Her mouth hitched as soon as she saw the peculiar way the tendrils of white mist were rolling over the sides of the pit and spreading out in all directions.

“Very funny, you guys,” she said, looking down in the direction of the camp.

Ghosts didn’t cover the ground with an inch of thick fog, Alys knew as she approached the stones, but exposed dry ice did. The interns must have set this up as some kind of prank on her and Beau—

Dry branches snapped as the ground disappeared from under her feet. Instinctively Alys scrambled backward, trying to find solid footing as the soil collapsed and dragged at her legs.

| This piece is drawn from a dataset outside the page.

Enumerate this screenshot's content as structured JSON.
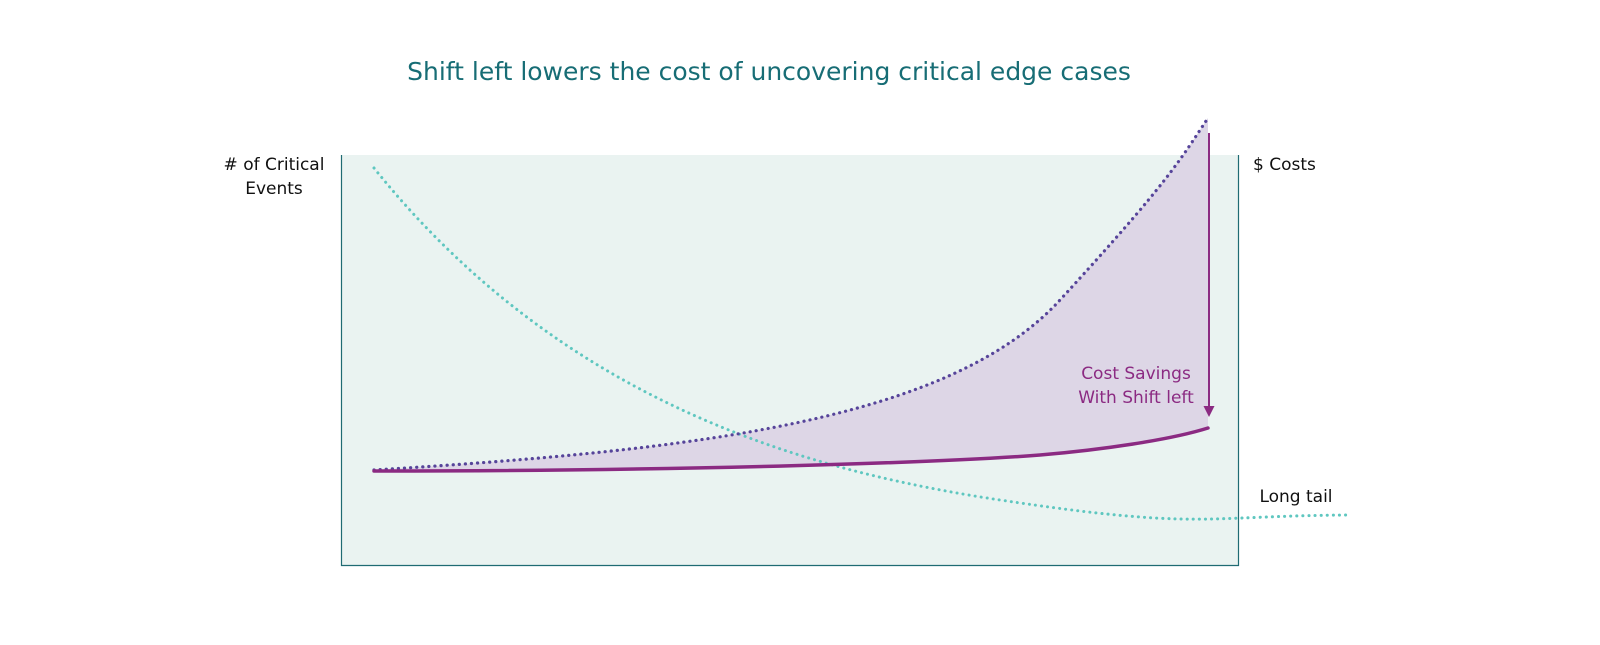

She twisted, clawing desperately at some dead tufts of grass before losing her last handhold and sliding into blackness.

Chapter 9
 

B
eau reached the American encampment first, and took to the trees to inspect the intruders. Although they had pitched their tents within a few feet of the fence surrounding Tremayne’s land, they had laid out a grid and begun excavating on the opposite side of the camp. Three men stood talking quietly as they warmed their hands over some brush burning in a barrel; the rest of the companions appeared to be in their tents. He spotted some hand tools, maps, and books arranged neatly on a long table, but saw no weapons, surveillance equipment, or any sign to make him think they had come to do anything other than dig.